Asked by munir

y=4x^3−19x+40
y' = 12x^2-19
So, at any point (x,y) the slope is 12x^2-19

Using the point-slope form

y-2 = y'(x-2)
4x^3−19x+40-2 = (12x^2-19)(x-2)
8x^2(3-x) = 0
x = 0,3
So, the tangents through (0,40) and (3,91) pass through (2,2)

The lines are thus
y-40 = -19x
y-91 = 89(x-3)

see the graphs at

http://www.wolframalpha.com/input/?i=plot+y%3D4x%5E3%E2%88%9219x%2B40,+y%3D-19x%2B40,+y%3D89(x-3)%2B91+for+-3%3C%3Dx%3C%3D4

I assume you meant:
y=4x^3−19x+40
let's take a quick look at the graph
http://www.wolframalpha.com/input/?i=y%3D4x3%E2%88%9219x%2B40
looks like we will have 3 different tangents from the point A(2,2)

let the point of contact be P(a,b)
obviously b = 4a^3 - 19a + 40

slope of any tangent to the curve = 12x^2 - 19
so at the point (a,b), the slope
= 12a^2 - 19

slope of AP(done the old-fashioned grade 9 way
= (b-2)/(a-2)
The key concept is that the line AP is a normal to the tangent, that is, the slopes are negative reciprocals of each other.

(b-2)/(a-2) = -1/(12a^2 - 19)
b-2 = (2-a)/(12a^2 - 19)
4a^3 - 19a + 40 - 2 = (2-a)/(12a^2 - 19)
48a^5 - 76a^3 - 228a^3 + 361a + 456a^2 - 722 = 2-a
48a^5 - 304a^3 + 456a^2 + 362a - 724 = 0
24a^5 - 152a^3 + 228a^2 + 181a - 362 = 0
What a nasty equation!!!!
(looks like somebody just made up some numbers without regard to the algebra involved)

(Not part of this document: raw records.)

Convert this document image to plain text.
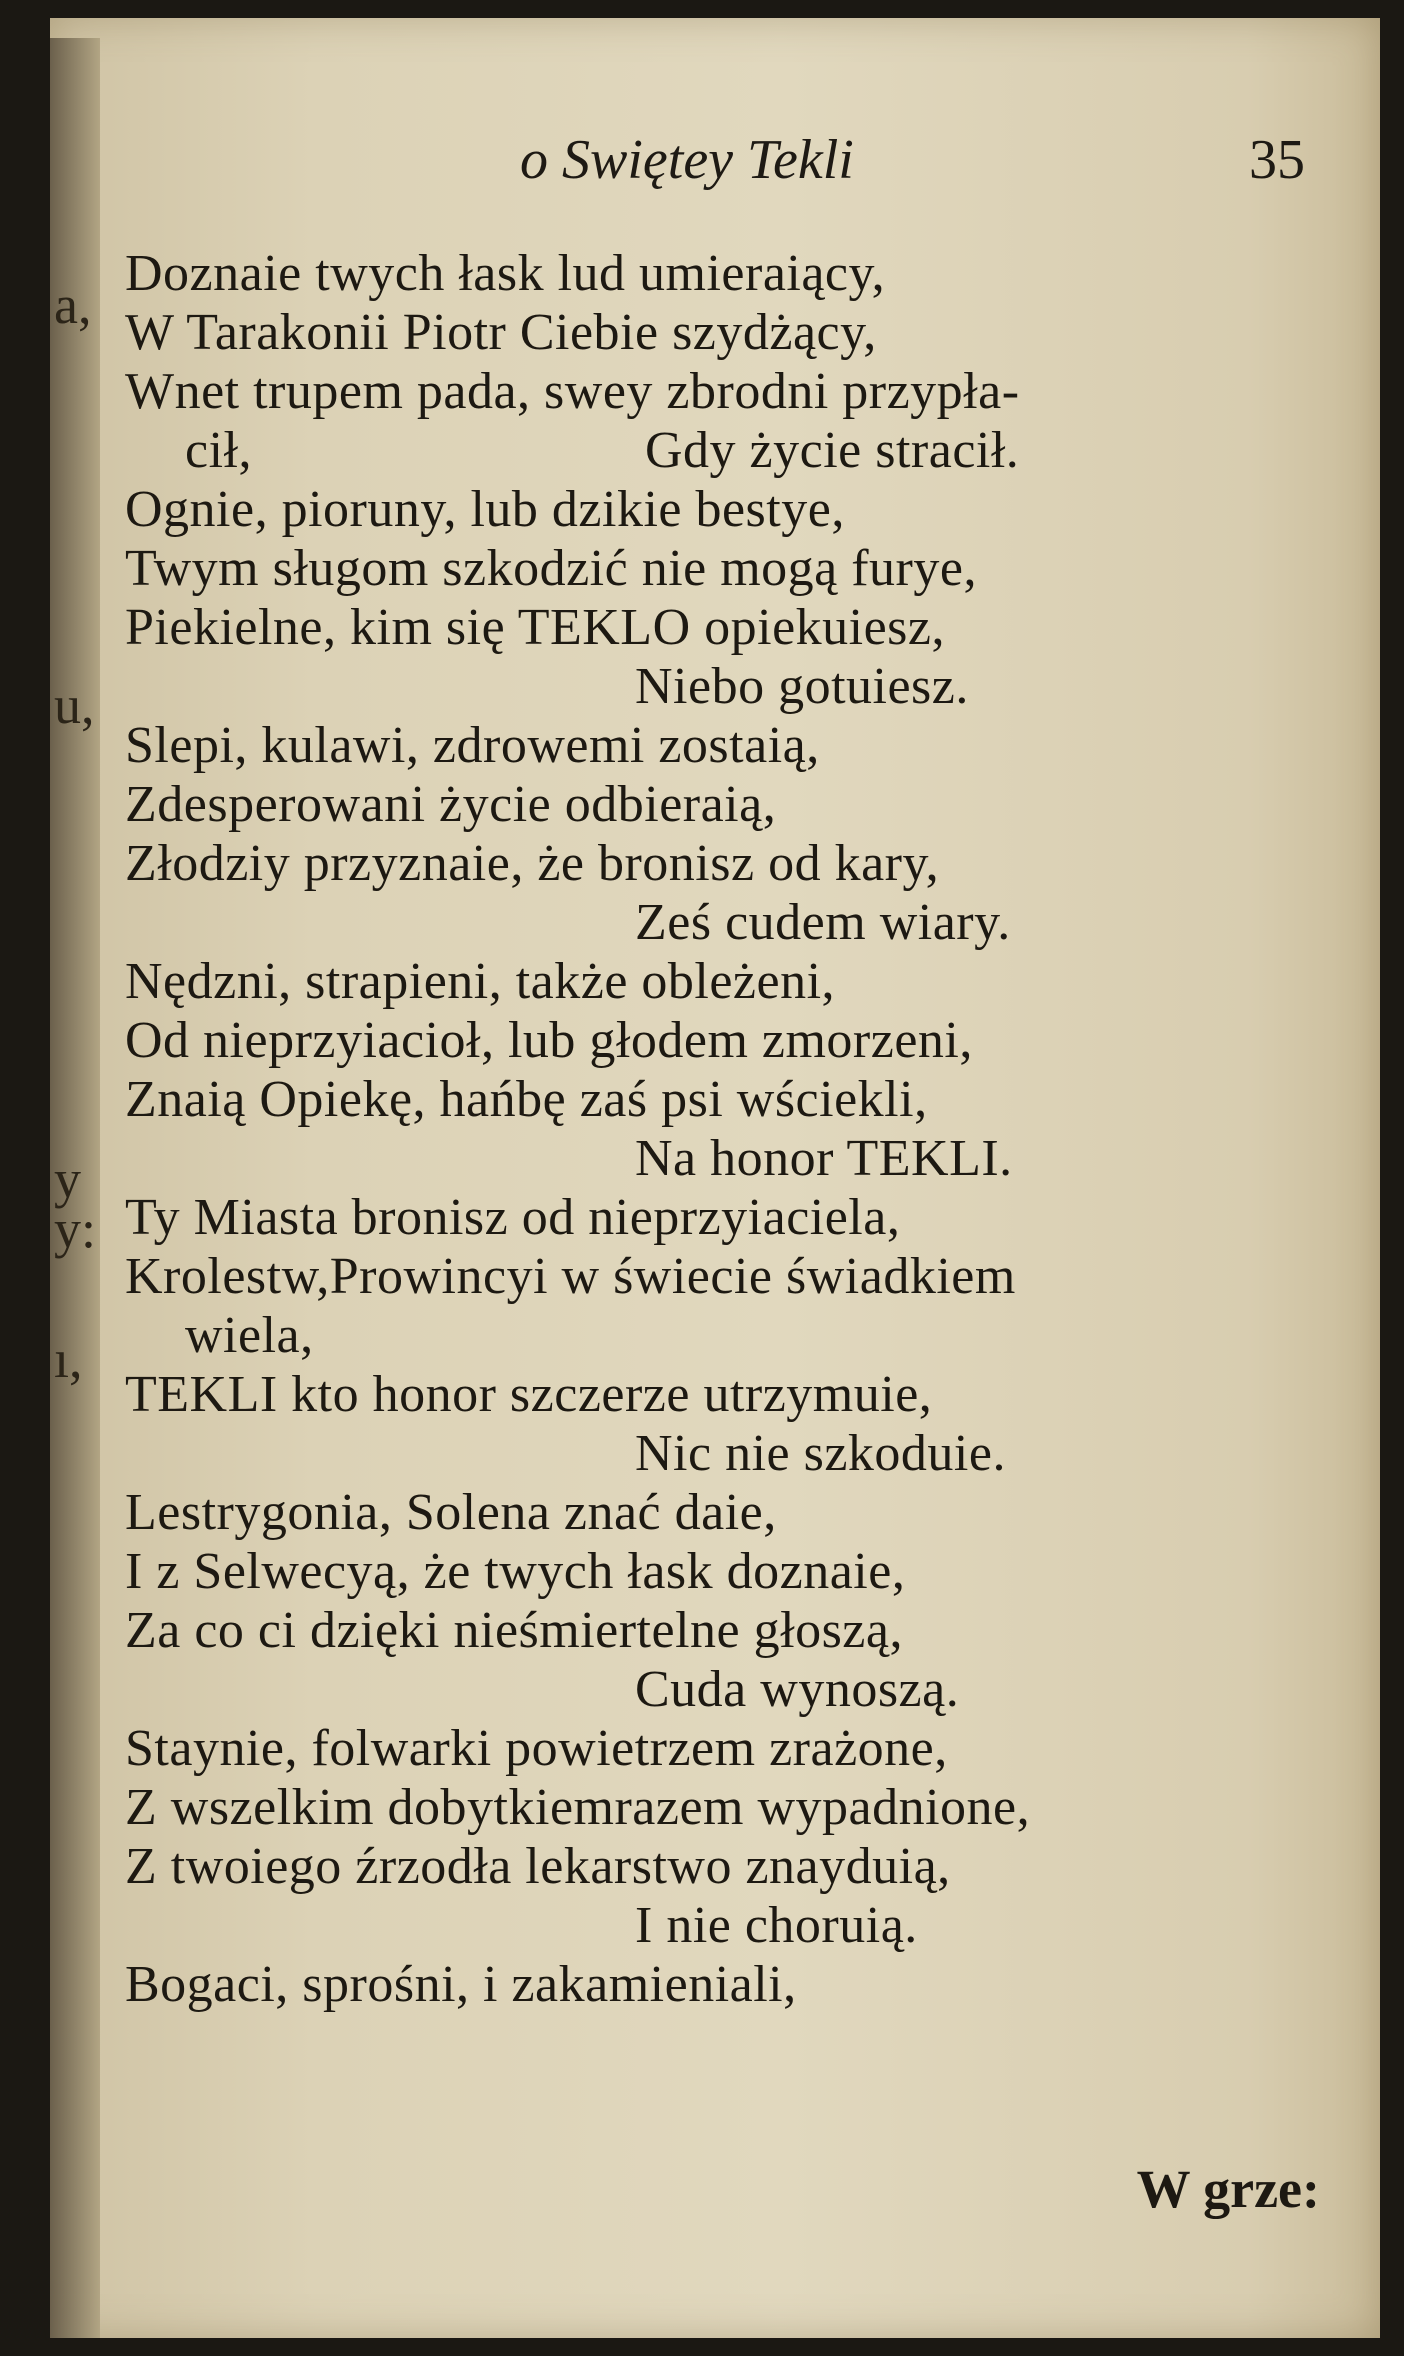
a,
u,
y
y:
ı,
o Swiętey Tekli	35
Doznaie twych łask lud umieraiący,
W Tarakonii Piotr Ciebie szydżący,
Wnet trupem pada, swey zbrodni przypła-
cił,	Gdy życie stracił.
Ognie, pioruny, lub dzikie bestye,
Twym sługom szkodzić nie mogą furye,
Piekielne, kim się TEKLO opiekuiesz,
Niebo gotuiesz.
Slepi, kulawi, zdrowemi zostaią,
Zdesperowani życie odbieraią,
Złodziy przyznaie, że bronisz od kary,
Ześ cudem wiary.
Nędzni, strapieni, także obleżeni,
Od nieprzyiacioł, lub głodem zmorzeni,
Znaią Opiekę, hańbę zaś psi wściekli,
Na honor TEKLI.
Ty Miasta bronisz od nieprzyiaciela,
Krolestw,Prowincyi w świecie świadkiem
wiela,
TEKLI kto honor szczerze utrzymuie,
Nic nie szkoduie.
Lestrygonia, Solena znać daie,
I z Selwecyą, że twych łask doznaie,
Za co ci dzięki nieśmiertelne głoszą,
Cuda wynoszą.
Staynie, folwarki powietrzem zrażone,
Z wszelkim dobytkiemrazem wypadnione,
Z twoiego źrzodła lekarstwo znayduią,
I nie choruią.
Bogaci, sprośni, i zakamieniali,
W grze:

I will let Wolfram do this for us
http://www.wolframalpha.com/input/?i=24a%5E5+-+152a%5E3+%2B+228a%5E2+%2B+181a+-+362+%3D+0

a = -2.8435
a = -1.26031
a = 1.25942 , plus 2 imaginary roots

not done yet!!!

let a = -2.8435
b = 2.0621 , I subbed it into the original
m = 12a^2 - 19 = 78.026

equation:
y - 2.0621 = 78.026(x + 2.8435)

that is one of the three tangents, repeat the last few steps for the other values of a

I sure hope I did not make any silly arithmetic errors.

Just go with Steve.
I was answering a totally different question I had in my mind.